SkyCaramba weekly astronomy blog for the week ending November 26, 2011
Many people spot a group of stars that looks like a kite flying high in the evening sky this time of year. Those are the Pleiades, part of the constellation Taurus. Another name for them is the Seven Sisters. Most people actually see six. A look with binoculars or a telescope reveals several dozen stars in the cluster.
One ancient Greek legend says the sisters, daughters of Atlas, were turned into stars after Atlas was given the job of holding up the entire world. An atlas is a collection of maps of the world, named after him.

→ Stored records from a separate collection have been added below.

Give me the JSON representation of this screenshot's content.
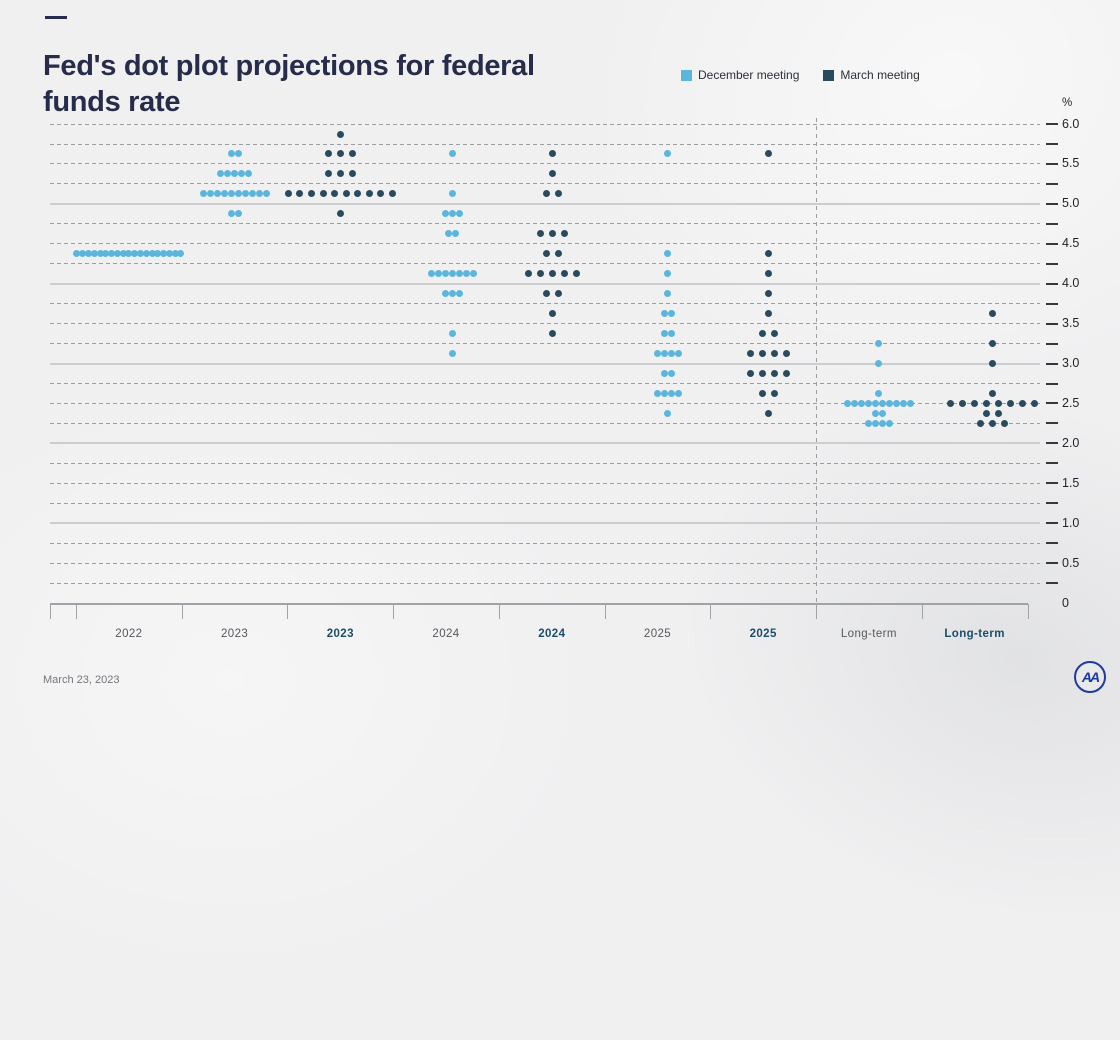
{
  "footer": {
    "date": "March 23, 2023",
    "logo_text": "AA"
  },
  "chart_data": {
    "type": "scatter",
    "title": "Fed's dot plot projections for federal funds rate",
    "xlabel": "",
    "ylabel": "%",
    "ylim": [
      0,
      6
    ],
    "grid": "on",
    "legend_position": "top",
    "legend": [
      {
        "label": "December meeting",
        "color": "#5cb6db"
      },
      {
        "label": "March meeting",
        "color": "#2a4a5e"
      }
    ],
    "y_axis": {
      "unit": "%",
      "minor_step": 0.25,
      "solid_lines": [
        1,
        2,
        3,
        4,
        5
      ],
      "ticks": [
        {
          "value": 6.0,
          "label": "6.0"
        },
        {
          "value": 5.5,
          "label": "5.5"
        },
        {
          "value": 5.0,
          "label": "5.0"
        },
        {
          "value": 4.5,
          "label": "4.5"
        },
        {
          "value": 4.0,
          "label": "4.0"
        },
        {
          "value": 3.5,
          "label": "3.5"
        },
        {
          "value": 3.0,
          "label": "3.0"
        },
        {
          "value": 2.5,
          "label": "2.5"
        },
        {
          "value": 2.0,
          "label": "2.0"
        },
        {
          "value": 1.5,
          "label": "1.5"
        },
        {
          "value": 1.0,
          "label": "1.0"
        },
        {
          "value": 0.5,
          "label": "0.5"
        },
        {
          "value": 0,
          "label": "0"
        }
      ]
    },
    "separator_after_column": 7,
    "columns": [
      {
        "label": "2022",
        "series": "December meeting",
        "bold": false,
        "dots": [
          {
            "rate": 4.375,
            "count": 19
          }
        ]
      },
      {
        "label": "2023",
        "series": "December meeting",
        "bold": false,
        "dots": [
          {
            "rate": 5.625,
            "count": 2
          },
          {
            "rate": 5.375,
            "count": 5
          },
          {
            "rate": 5.125,
            "count": 10
          },
          {
            "rate": 4.875,
            "count": 2
          }
        ]
      },
      {
        "label": "2023",
        "series": "March meeting",
        "bold": true,
        "dots": [
          {
            "rate": 5.875,
            "count": 1
          },
          {
            "rate": 5.625,
            "count": 3
          },
          {
            "rate": 5.375,
            "count": 3
          },
          {
            "rate": 5.125,
            "count": 10
          },
          {
            "rate": 4.875,
            "count": 1
          }
        ]
      },
      {
        "label": "2024",
        "series": "December meeting",
        "bold": false,
        "dots": [
          {
            "rate": 5.625,
            "count": 1
          },
          {
            "rate": 5.125,
            "count": 1
          },
          {
            "rate": 4.875,
            "count": 3
          },
          {
            "rate": 4.625,
            "count": 2
          },
          {
            "rate": 4.125,
            "count": 7
          },
          {
            "rate": 3.875,
            "count": 3
          },
          {
            "rate": 3.375,
            "count": 1
          },
          {
            "rate": 3.125,
            "count": 1
          }
        ]
      },
      {
        "label": "2024",
        "series": "March meeting",
        "bold": true,
        "dots": [
          {
            "rate": 5.625,
            "count": 1
          },
          {
            "rate": 5.375,
            "count": 1
          },
          {
            "rate": 5.125,
            "count": 2
          },
          {
            "rate": 4.625,
            "count": 3
          },
          {
            "rate": 4.375,
            "count": 2
          },
          {
            "rate": 4.125,
            "count": 5
          },
          {
            "rate": 3.875,
            "count": 2
          },
          {
            "rate": 3.625,
            "count": 1
          },
          {
            "rate": 3.375,
            "count": 1
          }
        ]
      },
      {
        "label": "2025",
        "series": "December meeting",
        "bold": false,
        "dots": [
          {
            "rate": 5.625,
            "count": 1
          },
          {
            "rate": 4.375,
            "count": 1
          },
          {
            "rate": 4.125,
            "count": 1
          },
          {
            "rate": 3.875,
            "count": 1
          },
          {
            "rate": 3.625,
            "count": 2
          },
          {
            "rate": 3.375,
            "count": 2
          },
          {
            "rate": 3.125,
            "count": 4
          },
          {
            "rate": 2.875,
            "count": 2
          },
          {
            "rate": 2.625,
            "count": 4
          },
          {
            "rate": 2.375,
            "count": 1
          }
        ]
      },
      {
        "label": "2025",
        "series": "March meeting",
        "bold": true,
        "dots": [
          {
            "rate": 5.625,
            "count": 1
          },
          {
            "rate": 4.375,
            "count": 1
          },
          {
            "rate": 4.125,
            "count": 1
          },
          {
            "rate": 3.875,
            "count": 1
          },
          {
            "rate": 3.625,
            "count": 1
          },
          {
            "rate": 3.375,
            "count": 2
          },
          {
            "rate": 3.125,
            "count": 4
          },
          {
            "rate": 2.875,
            "count": 4
          },
          {
            "rate": 2.625,
            "count": 2
          },
          {
            "rate": 2.375,
            "count": 1
          }
        ]
      },
      {
        "label": "Long-term",
        "series": "December meeting",
        "bold": false,
        "dots": [
          {
            "rate": 3.25,
            "count": 1
          },
          {
            "rate": 3.0,
            "count": 1
          },
          {
            "rate": 2.625,
            "count": 1
          },
          {
            "rate": 2.5,
            "count": 10
          },
          {
            "rate": 2.375,
            "count": 2
          },
          {
            "rate": 2.25,
            "count": 4
          }
        ]
      },
      {
        "label": "Long-term",
        "series": "March meeting",
        "bold": true,
        "dots": [
          {
            "rate": 3.625,
            "count": 1
          },
          {
            "rate": 3.25,
            "count": 1
          },
          {
            "rate": 3.0,
            "count": 1
          },
          {
            "rate": 2.625,
            "count": 1
          },
          {
            "rate": 2.5,
            "count": 8
          },
          {
            "rate": 2.375,
            "count": 2
          },
          {
            "rate": 2.25,
            "count": 3
          }
        ]
      }
    ]
  }
}
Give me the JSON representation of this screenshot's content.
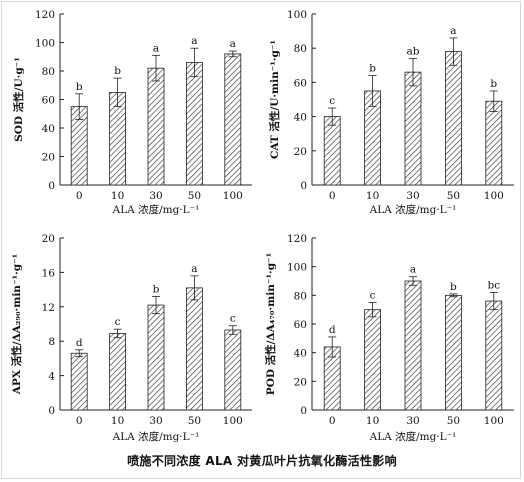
{
  "caption": "喷施不同浓度 ALA 对黄瓜叶片抗氧化酶活性影响",
  "style": {
    "bar_fill": "#ffffff",
    "hatch": "#333333",
    "axis": "#222222"
  },
  "chart_data": [
    {
      "type": "bar",
      "ylabel": "SOD 活性/U·g⁻¹",
      "xlabel": "ALA 浓度/mg·L⁻¹",
      "categories": [
        "0",
        "10",
        "30",
        "50",
        "100"
      ],
      "values": [
        55,
        65,
        82,
        86,
        92
      ],
      "errors": [
        9,
        10,
        9,
        10,
        2
      ],
      "labels": [
        "b",
        "b",
        "a",
        "a",
        "a"
      ],
      "ylim": [
        0,
        120
      ],
      "yticks": [
        0,
        20,
        40,
        60,
        80,
        100,
        120
      ]
    },
    {
      "type": "bar",
      "ylabel": "CAT 活性/U·min⁻¹·g⁻¹",
      "xlabel": "ALA 浓度/mg·L⁻¹",
      "categories": [
        "0",
        "10",
        "30",
        "50",
        "100"
      ],
      "values": [
        40,
        55,
        66,
        78,
        49
      ],
      "errors": [
        5,
        9,
        8,
        8,
        6
      ],
      "labels": [
        "c",
        "b",
        "ab",
        "a",
        "b"
      ],
      "ylim": [
        0,
        100
      ],
      "yticks": [
        0,
        20,
        40,
        60,
        80,
        100
      ]
    },
    {
      "type": "bar",
      "ylabel": "APX 活性/ΔA₂₉₀·min⁻¹·g⁻¹",
      "xlabel": "ALA 浓度/mg·L⁻¹",
      "categories": [
        "0",
        "10",
        "30",
        "50",
        "100"
      ],
      "values": [
        6.6,
        8.9,
        12.2,
        14.2,
        9.3
      ],
      "errors": [
        0.4,
        0.5,
        1.0,
        1.4,
        0.5
      ],
      "labels": [
        "d",
        "c",
        "b",
        "a",
        "c"
      ],
      "ylim": [
        0,
        20
      ],
      "yticks": [
        0,
        4,
        8,
        12,
        16,
        20
      ]
    },
    {
      "type": "bar",
      "ylabel": "POD 活性/ΔA₄₇₀·min⁻¹·g⁻¹",
      "xlabel": "ALA 浓度/mg·L⁻¹",
      "categories": [
        "0",
        "10",
        "30",
        "50",
        "100"
      ],
      "values": [
        44,
        70,
        90,
        80,
        76
      ],
      "errors": [
        7,
        5,
        3,
        1,
        6
      ],
      "labels": [
        "d",
        "c",
        "a",
        "b",
        "bc"
      ],
      "ylim": [
        0,
        120
      ],
      "yticks": [
        0,
        20,
        40,
        60,
        80,
        100,
        120
      ]
    }
  ]
}
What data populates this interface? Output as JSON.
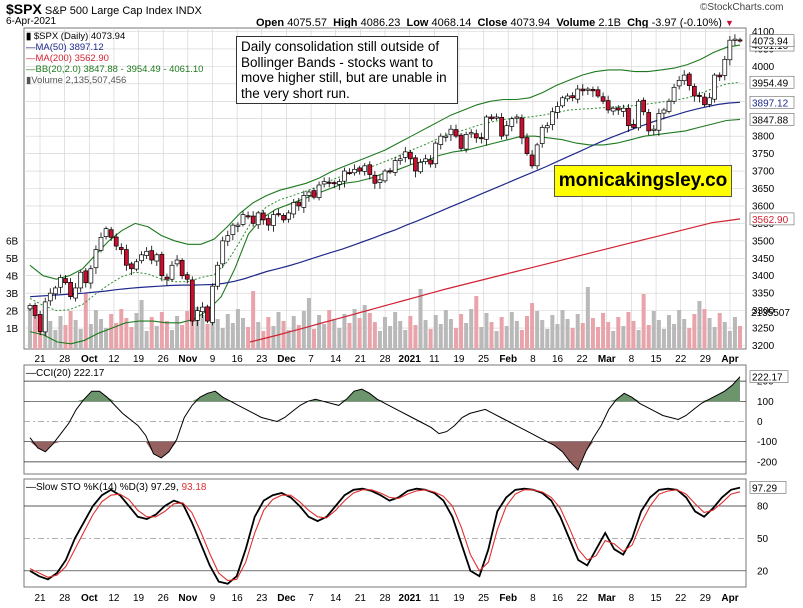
{
  "header": {
    "symbol": "$SPX",
    "name": "S&P 500 Large Cap Index",
    "exchange": "INDX",
    "date": "6-Apr-2021",
    "open_label": "Open",
    "open": "4075.57",
    "high_label": "High",
    "high": "4086.23",
    "low_label": "Low",
    "low": "4068.14",
    "close_label": "Close",
    "close": "4073.94",
    "volume_label": "Volume",
    "volume": "2.1B",
    "chg_label": "Chg",
    "chg": "-3.97 (-0.10%)",
    "source": "©StockCharts.com"
  },
  "legend": {
    "price": "$SPX (Daily) 4073.94",
    "ma50": "MA(50) 3897.12",
    "ma200": "MA(200) 3562.90",
    "bb": "BB(20,2.0) 3847.88 - 3954.49 - 4061.10",
    "volume": "Volume 2,135,507,456",
    "cci": "CCI(20) 222.17",
    "sto_main": "Slow STO %K(14) %D(3) 97.29,",
    "sto_d": "93.18"
  },
  "annotation": "Daily consolidation still outside of Bollinger Bands - stocks want to move higher still, but are unable in the very short run.",
  "watermark": "monicakingsley.co",
  "colors": {
    "up": "#ffffff",
    "down": "#c8102e",
    "candle_outline": "#000000",
    "ma50": "#1f2a8c",
    "ma200": "#d12233",
    "bb": "#1e7a1e",
    "bb_mid": "#2e8b2e",
    "volume_up": "#b9b9b9",
    "volume_down": "#e8a4aa",
    "cci_fill": "#5d8a5d",
    "cci_neg_fill": "#8a4f4f",
    "sto_k": "#000000",
    "sto_d": "#e03030",
    "grid": "#d0d0d0",
    "watermark_bg": "#ffff00"
  },
  "chart_data": [
    {
      "type": "candlestick",
      "title": "$SPX (Daily)",
      "x_labels": [
        "21",
        "28",
        "Oct",
        "12",
        "19",
        "26",
        "Nov",
        "9",
        "16",
        "23",
        "Dec",
        "7",
        "14",
        "21",
        "28",
        "2021",
        "11",
        "19",
        "25",
        "Feb",
        "8",
        "16",
        "22",
        "Mar",
        "8",
        "15",
        "22",
        "29",
        "Apr"
      ],
      "y_ticks": [
        3200,
        3250,
        3300,
        3350,
        3400,
        3450,
        3500,
        3550,
        3600,
        3650,
        3700,
        3750,
        3800,
        3850,
        3900,
        3950,
        4000,
        4050,
        4100
      ],
      "ylim": [
        3190,
        4110
      ],
      "volume_ticks": [
        "1B",
        "2B",
        "3B",
        "4B",
        "5B",
        "6B"
      ],
      "closes": [
        3315,
        3285,
        3240,
        3325,
        3350,
        3365,
        3395,
        3380,
        3340,
        3365,
        3410,
        3380,
        3420,
        3475,
        3510,
        3535,
        3510,
        3485,
        3475,
        3430,
        3420,
        3440,
        3460,
        3470,
        3445,
        3460,
        3400,
        3390,
        3430,
        3445,
        3400,
        3390,
        3270,
        3300,
        3310,
        3270,
        3370,
        3430,
        3500,
        3515,
        3545,
        3545,
        3575,
        3570,
        3550,
        3580,
        3560,
        3545,
        3575,
        3575,
        3560,
        3580,
        3610,
        3600,
        3630,
        3640,
        3625,
        3660,
        3670,
        3665,
        3665,
        3670,
        3700,
        3695,
        3705,
        3700,
        3715,
        3690,
        3665,
        3675,
        3700,
        3700,
        3730,
        3735,
        3755,
        3735,
        3700,
        3725,
        3735,
        3720,
        3780,
        3800,
        3800,
        3820,
        3800,
        3765,
        3805,
        3810,
        3795,
        3795,
        3855,
        3850,
        3855,
        3800,
        3830,
        3850,
        3855,
        3795,
        3750,
        3715,
        3775,
        3825,
        3830,
        3870,
        3885,
        3910,
        3915,
        3910,
        3935,
        3930,
        3935,
        3930,
        3915,
        3900,
        3875,
        3880,
        3875,
        3880,
        3830,
        3825,
        3900,
        3870,
        3815,
        3820,
        3865,
        3875,
        3900,
        3940,
        3960,
        3975,
        3945,
        3915,
        3915,
        3890,
        3910,
        3975,
        3970,
        4020,
        4075,
        4078,
        4074
      ],
      "ma50": [
        3340,
        3342,
        3344,
        3346,
        3348,
        3350,
        3353,
        3356,
        3360,
        3363,
        3366,
        3368,
        3370,
        3372,
        3373,
        3373,
        3374,
        3375,
        3378,
        3384,
        3392,
        3402,
        3412,
        3420,
        3428,
        3437,
        3447,
        3457,
        3467,
        3476,
        3487,
        3498,
        3509,
        3521,
        3532,
        3545,
        3557,
        3570,
        3583,
        3596,
        3609,
        3622,
        3635,
        3648,
        3661,
        3674,
        3687,
        3700,
        3713,
        3727,
        3741,
        3755,
        3769,
        3783,
        3796,
        3808,
        3820,
        3831,
        3842,
        3852,
        3861,
        3870,
        3878,
        3885,
        3891,
        3895,
        3897
      ],
      "ma200": [
        3210,
        3220,
        3230,
        3241,
        3252,
        3263,
        3274,
        3285,
        3296,
        3307,
        3318,
        3329,
        3340,
        3351,
        3362,
        3372,
        3382,
        3392,
        3402,
        3412,
        3422,
        3432,
        3442,
        3452,
        3462,
        3472,
        3482,
        3492,
        3502,
        3512,
        3522,
        3532,
        3542,
        3552,
        3557,
        3563
      ],
      "bb_upper": [
        3430,
        3400,
        3390,
        3400,
        3420,
        3460,
        3500,
        3530,
        3550,
        3540,
        3515,
        3500,
        3490,
        3490,
        3505,
        3540,
        3580,
        3610,
        3630,
        3645,
        3655,
        3665,
        3680,
        3700,
        3715,
        3730,
        3745,
        3760,
        3780,
        3800,
        3820,
        3840,
        3860,
        3875,
        3890,
        3900,
        3905,
        3905,
        3910,
        3925,
        3945,
        3960,
        3975,
        3985,
        3990,
        3990,
        3985,
        3985,
        3990,
        3995,
        4005,
        4020,
        4040,
        4055,
        4061
      ],
      "bb_lower": [
        3240,
        3230,
        3210,
        3205,
        3215,
        3235,
        3250,
        3265,
        3270,
        3270,
        3265,
        3265,
        3275,
        3300,
        3340,
        3420,
        3520,
        3565,
        3590,
        3605,
        3620,
        3635,
        3650,
        3665,
        3670,
        3680,
        3695,
        3705,
        3720,
        3730,
        3745,
        3755,
        3760,
        3770,
        3780,
        3790,
        3800,
        3800,
        3795,
        3790,
        3780,
        3775,
        3775,
        3780,
        3790,
        3800,
        3805,
        3810,
        3815,
        3825,
        3835,
        3845,
        3848
      ],
      "ma50_last": 3897.12,
      "ma200_last": 3562.9,
      "bb_upper_last": 4061.1,
      "bb_mid_last": 3954.49,
      "bb_lower_last": 3847.88,
      "last": 4073.94,
      "volume_last": 2135507
    },
    {
      "type": "line",
      "title": "CCI(20)",
      "y_ticks": [
        -200,
        -100,
        0,
        100,
        200
      ],
      "ylim": [
        -260,
        280
      ],
      "values": [
        -80,
        -130,
        -150,
        -110,
        -60,
        -10,
        60,
        110,
        150,
        150,
        120,
        80,
        40,
        10,
        -20,
        -70,
        -160,
        -180,
        -150,
        -90,
        20,
        80,
        120,
        140,
        150,
        120,
        100,
        80,
        60,
        40,
        20,
        10,
        0,
        20,
        50,
        80,
        100,
        110,
        100,
        90,
        80,
        110,
        150,
        160,
        140,
        110,
        90,
        70,
        50,
        30,
        10,
        -10,
        -30,
        -60,
        -50,
        -20,
        20,
        40,
        50,
        60,
        40,
        20,
        0,
        -20,
        -40,
        -60,
        -80,
        -100,
        -120,
        -150,
        -200,
        -240,
        -150,
        -80,
        -20,
        60,
        110,
        140,
        120,
        90,
        70,
        50,
        30,
        20,
        10,
        30,
        60,
        90,
        110,
        130,
        150,
        180,
        222
      ]
    },
    {
      "type": "line",
      "title": "Slow STO %K(14) %D(3)",
      "y_ticks": [
        20,
        50,
        80
      ],
      "ylim": [
        5,
        105
      ],
      "series": [
        {
          "name": "%K",
          "values": [
            20,
            15,
            12,
            18,
            30,
            50,
            65,
            80,
            90,
            95,
            90,
            80,
            70,
            68,
            72,
            80,
            85,
            82,
            65,
            45,
            25,
            10,
            8,
            15,
            40,
            70,
            85,
            90,
            92,
            88,
            80,
            70,
            66,
            70,
            80,
            90,
            95,
            96,
            94,
            90,
            85,
            88,
            94,
            96,
            95,
            92,
            85,
            70,
            45,
            20,
            15,
            40,
            75,
            88,
            95,
            96,
            95,
            92,
            85,
            70,
            50,
            30,
            25,
            40,
            55,
            40,
            35,
            50,
            75,
            88,
            95,
            96,
            95,
            88,
            75,
            70,
            78,
            88,
            95,
            97
          ]
        },
        {
          "name": "%D",
          "values": [
            22,
            18,
            14,
            16,
            24,
            40,
            56,
            72,
            84,
            90,
            91,
            86,
            76,
            70,
            70,
            75,
            82,
            83,
            74,
            56,
            36,
            18,
            11,
            12,
            28,
            55,
            76,
            86,
            90,
            90,
            84,
            76,
            70,
            69,
            76,
            85,
            92,
            95,
            95,
            92,
            88,
            87,
            91,
            94,
            95,
            93,
            89,
            80,
            60,
            35,
            20,
            28,
            58,
            80,
            91,
            95,
            95,
            93,
            88,
            78,
            60,
            40,
            30,
            34,
            48,
            45,
            38,
            44,
            64,
            80,
            91,
            94,
            95,
            91,
            82,
            74,
            76,
            83,
            91,
            93.18
          ]
        }
      ]
    }
  ]
}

The visibility of only six Pleiades when they are supposed to represent the Seven Sisters has inspired legends of the “Lost Pleiad.” The most commonly told is that Electra. She’s shocked to see her home city Troy burning and hides her face.
Another story says Merope wasn’t made as bright as the others because she married a mortal. The other sisters married immortals. Yet another story says she couldn’t fit in with the other sisters anymore and left for Hades. The sky is no place to find someone who’s in the underworld.
In another story, a thunderbolt hit Celaeno and she disappeared.
Interestingly, other cultures looked at the Pleiades and also told stories of a seven star system with one missing. The Iroquois in North America described seven boys who answered a call to join the stars in the sky. One of the boys is so homesick he covers his face while he cries.
The Aborigines of Australia say a crow fell in love with a queen and took her away from her six servants. She didn’t go willingly. He tricked her by turning himself into a grub when the queen and her servants were out looking for food at night. The servants couldn’t get him out of the tree bark he was hiding in. When the queen tried, the trickster turned into a rat and took the queen away.
It’s intriguing that people separated by continents when there was no way of communicating across oceans told their own tales of a missing seventh star. Some modern astronomers think that means there actually were seven stars easily visible a long time ago. The Greeks, the Iroquois, and the Aborigines may have told stories appropriate for their own cultures to explain why one vanished. If that’s true, one of the many Pleiades you see in a magnified view could have been the one that faded from naked eye visibility. Perhaps someday science will find a way to say for sure.
The Pleiades are up just about all night this time of year. Look in the east after sunset. They’ll be above a V-shaped group of stars but below the very bright Jupiter. If you look for them around midnight, you’ll see them close to the meridian (a line running north-south over you). And before sunrise, you’ll see them setting below the Hyades.